Bu ay milyonlarca insan, Fransa Devlet Başkanı Macron’un işçilerin emekli maaşlarında kesinti yapma girişimlerine karşı gösterilere ve kamu sektöründeki grevlere katıldı. Ülkenin büyük kısmında demiryolları ve ulaşım altyapısı grevlerle devre dışı bırakıldı. Pazartesi günü, Fransız genelkurmayının yeni emekli olan başkanı, General Pierre de Villiers, ülke genelinde devam eden grev hareketine karşı daha sert baskı yapılmasını talep etti.
Bu açıklama, hem Fransa’daki hem de dünya genelindeki işçiler tarafından bir uyarı olarak görülmelidir. Kapitalist toplumun demokratik yönetim biçimleriyle uyuşmayan düzeyde toplumsal eşitsizlikle parçalandığı koşullarda, egemen seçkin hizipleri kanlı bir askeri diktatörlük için bastırıyor.
Macron, zaten geçtiğimiz yıl boyunca, toplumsal eşitsizliğe karşı “sarı yelek” protestolarının, öğrenci protestolarının ve şimdi de grevcilerin durmadan bastırılması talimatı verdi. Protestocular, zırhlı araçlarla, TOMA’larla ve tüfekli, plastik mermi silahlı binlerce çevik kuvvet polisiyle karşı karşıya geldiler. Fransa’da II. Dünya Savaşı sırasındaki Nazi İşgali’nden (1940-1944) bu yana en büyük devlet baskısı dalgasında, 10.000’den fazla protestocu sorgulanmak üzere gözaltına alındı, 4.400’den fazla kişi yaralandı, yirmiyi aşkın insan plastik mermiyle gözünü kaybetti, beş kişi polislerin attığı el bombalarıyla elini yitirdi ve yoldan geçen bir kişi de öldürüldü.
Paris askeri bölge komutanı General Bruno Le Ray, Mart ayında, askerlere protestoculara ateş açmaları için yetki verdiğini açıkladı. Bu tür bir emir, Fransa’da 1948’den beri ilk kez veriliyordu.
Bütün bunlara rağmen, de Villiers, toplumsal protestolara yönelik baskının büyük ölçüde arttırılması gerektiğinde ısrarcı. Macron ve Başbakan Edouard Philippe Salı günü bir milyon kişinin katıldığı yürüyüşü ele almak için genelkurmayla ve sendika yöneticileriyle gizli görüşmeler yapmaya hazırlanırken, de Villiers RTL’ye şunları söylüyordu: “Sertlik ile insaniyet arasındaki uygun dengeyi yeniden kurmalıyız. … Ülkemizde yeterince sertlik yok.”

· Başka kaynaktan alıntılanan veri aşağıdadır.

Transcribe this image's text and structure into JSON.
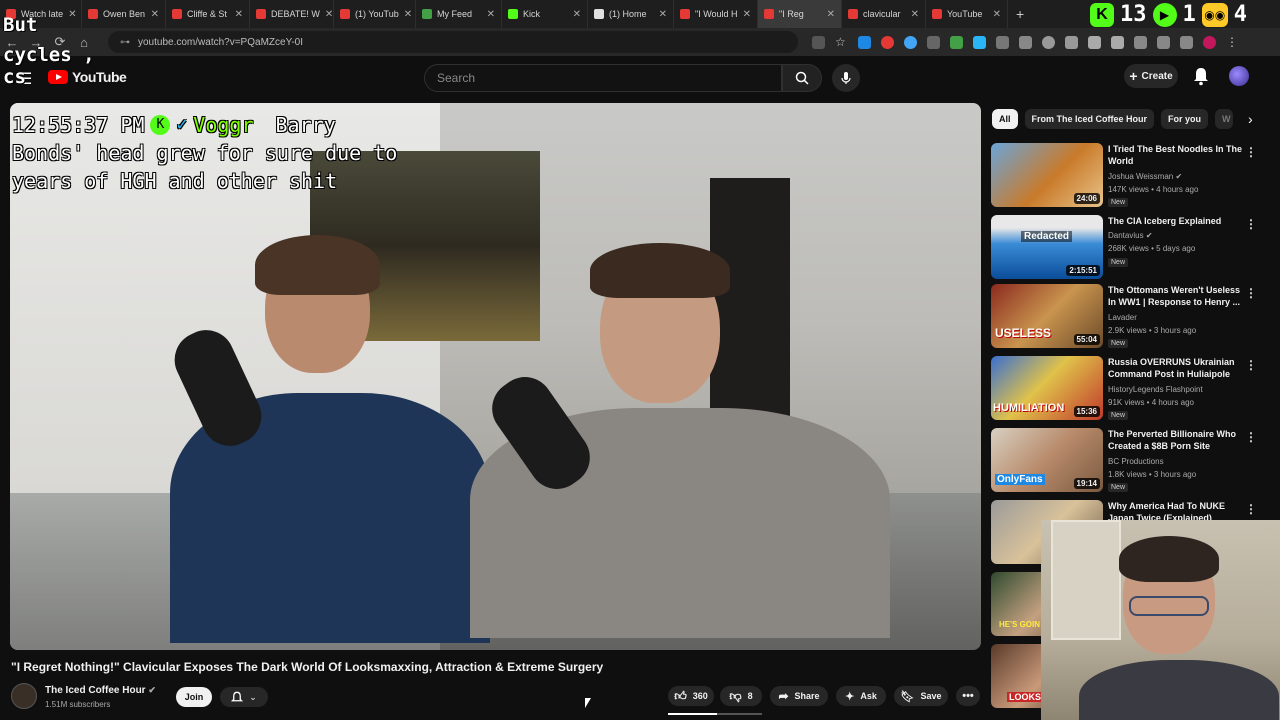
{
  "browser": {
    "tabs": [
      {
        "label": "Watch late",
        "color": "#e53935"
      },
      {
        "label": "Owen Ben",
        "color": "#e53935"
      },
      {
        "label": "Cliffe & St",
        "color": "#e53935"
      },
      {
        "label": "DEBATE! W",
        "color": "#e53935"
      },
      {
        "label": "(1) YouTub",
        "color": "#e53935"
      },
      {
        "label": "My Feed",
        "color": "#43a047"
      },
      {
        "label": "Kick",
        "color": "#53fc18"
      },
      {
        "label": "(1) Home",
        "color": "#e0e0e0"
      },
      {
        "label": "\"I Would H",
        "color": "#e53935"
      },
      {
        "label": "\"I Reg",
        "color": "#e53935"
      },
      {
        "label": "clavicular",
        "color": "#e53935"
      },
      {
        "label": "YouTube",
        "color": "#e53935"
      }
    ],
    "url": "youtube.com/watch?v=PQaMZceY-0I"
  },
  "overlay": {
    "top_left_lines": [
      "But",
      "cycles ,",
      "cs"
    ],
    "top_right_count1": "13",
    "top_right_count2": "1",
    "top_right_count3": "4"
  },
  "chat_overlay": {
    "time": "12:55:37 PM",
    "user": "Voggr",
    "message_line1": "Barry",
    "message_line2": "Bonds' head grew for sure due to",
    "message_line3": "years of HGH and other shit"
  },
  "header": {
    "logo_text": "YouTube",
    "search_placeholder": "Search",
    "create_label": "Create"
  },
  "video": {
    "title": "\"I Regret Nothing!\" Clavicular Exposes The Dark World Of Looksmaxxing, Attraction & Extreme Surgery",
    "channel": "The Iced Coffee Hour",
    "subscribers": "1.51M subscribers",
    "join_label": "Join",
    "like_count": "360",
    "dislike_count": "8",
    "share_label": "Share",
    "ask_label": "Ask",
    "save_label": "Save"
  },
  "chips": [
    "All",
    "From The Iced Coffee Hour",
    "For you",
    "W"
  ],
  "recommendations": [
    {
      "title": "I Tried The Best Noodles In The World",
      "channel": "Joshua Weissman",
      "meta": "147K views • 4 hours ago",
      "badge": "New",
      "duration": "24:06"
    },
    {
      "title": "The CIA Iceberg Explained",
      "channel": "Dantavius",
      "meta": "268K views • 5 days ago",
      "badge": "New",
      "duration": "2:15:51"
    },
    {
      "title": "The Ottomans Weren't Useless In WW1 | Response to Henry ...",
      "channel": "Lavader",
      "meta": "2.9K views • 3 hours ago",
      "badge": "New",
      "duration": "55:04"
    },
    {
      "title": "Russia OVERRUNS Ukrainian Command Post in Huliaipole",
      "channel": "HistoryLegends Flashpoint",
      "meta": "91K views • 4 hours ago",
      "badge": "New",
      "duration": "15:36"
    },
    {
      "title": "The Perverted Billionaire Who Created a $8B Porn Site",
      "channel": "BC Productions",
      "meta": "1.8K views • 3 hours ago",
      "badge": "New",
      "duration": "19:14"
    },
    {
      "title": "Why America Had To NUKE Japan Twice (Explained)",
      "channel": "",
      "meta": "",
      "badge": "",
      "duration": ""
    }
  ],
  "thumb_captions": {
    "t2": "Redacted",
    "t3": "USELESS",
    "t4": "HUMILIATION",
    "t5": "OnlyFans",
    "t7": "HE'S GOIN",
    "t8": "LOOKS"
  }
}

2022’deki seçimlerde olası bir devlet başkanı adayı olarak görülen de Villiers, işçiler ile devlet arasında gelişen çatışmadan duyduğu korkuyu vurgulayarak şunları söyledi: “Baş ile ayaklar arasında bir uçurum ortaya çıkmış durumda. Bu uçurum çok derin. ‘Sarı yelekliler’ bunun halihazırda ilk işaretiydi. Düzeni yeniden kurmalıyız; durum bu şekilde devam edemez.”

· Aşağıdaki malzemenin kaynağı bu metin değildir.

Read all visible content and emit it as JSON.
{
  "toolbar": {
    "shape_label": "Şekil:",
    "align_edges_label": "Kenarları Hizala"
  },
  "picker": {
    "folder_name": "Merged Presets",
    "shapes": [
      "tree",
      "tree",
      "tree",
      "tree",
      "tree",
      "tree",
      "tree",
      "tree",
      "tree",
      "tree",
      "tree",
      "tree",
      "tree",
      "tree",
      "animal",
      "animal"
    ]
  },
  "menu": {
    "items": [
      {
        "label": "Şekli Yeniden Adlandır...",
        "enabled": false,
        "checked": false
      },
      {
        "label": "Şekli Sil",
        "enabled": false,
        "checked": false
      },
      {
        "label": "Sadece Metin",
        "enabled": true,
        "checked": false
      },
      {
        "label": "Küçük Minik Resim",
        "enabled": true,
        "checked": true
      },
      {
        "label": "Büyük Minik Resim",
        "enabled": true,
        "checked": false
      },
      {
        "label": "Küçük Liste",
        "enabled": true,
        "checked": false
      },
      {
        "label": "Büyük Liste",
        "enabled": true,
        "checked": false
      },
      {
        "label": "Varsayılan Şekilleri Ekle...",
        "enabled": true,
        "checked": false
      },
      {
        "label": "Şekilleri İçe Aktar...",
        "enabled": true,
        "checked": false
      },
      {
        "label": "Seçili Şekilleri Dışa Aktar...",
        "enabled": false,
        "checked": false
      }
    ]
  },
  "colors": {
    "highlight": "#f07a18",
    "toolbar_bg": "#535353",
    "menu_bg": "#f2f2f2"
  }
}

De Villiers ya da Macron, Fransız halkının üçte ikisinin karşı çıktığı sert sosyal kesintilere yönelik protestoları ezmek için tam olarak kaç kişiyi daha öldürmek, sakat bırakmak ve hapse atmak istediklerini söylemediler. Fakat açıkça görülüyor ki egemen sınıf, işçi sınıfına karşı şiddetli bir mücadele yürütmekte olduğunun son derece farkında. De Villiers’in neyi savunduğunu anlamak için, onun atalarının işçilere karşı daha fazla “sertlik” gösterdiğinde neler olduğunu hatırlamak gerekmektedir.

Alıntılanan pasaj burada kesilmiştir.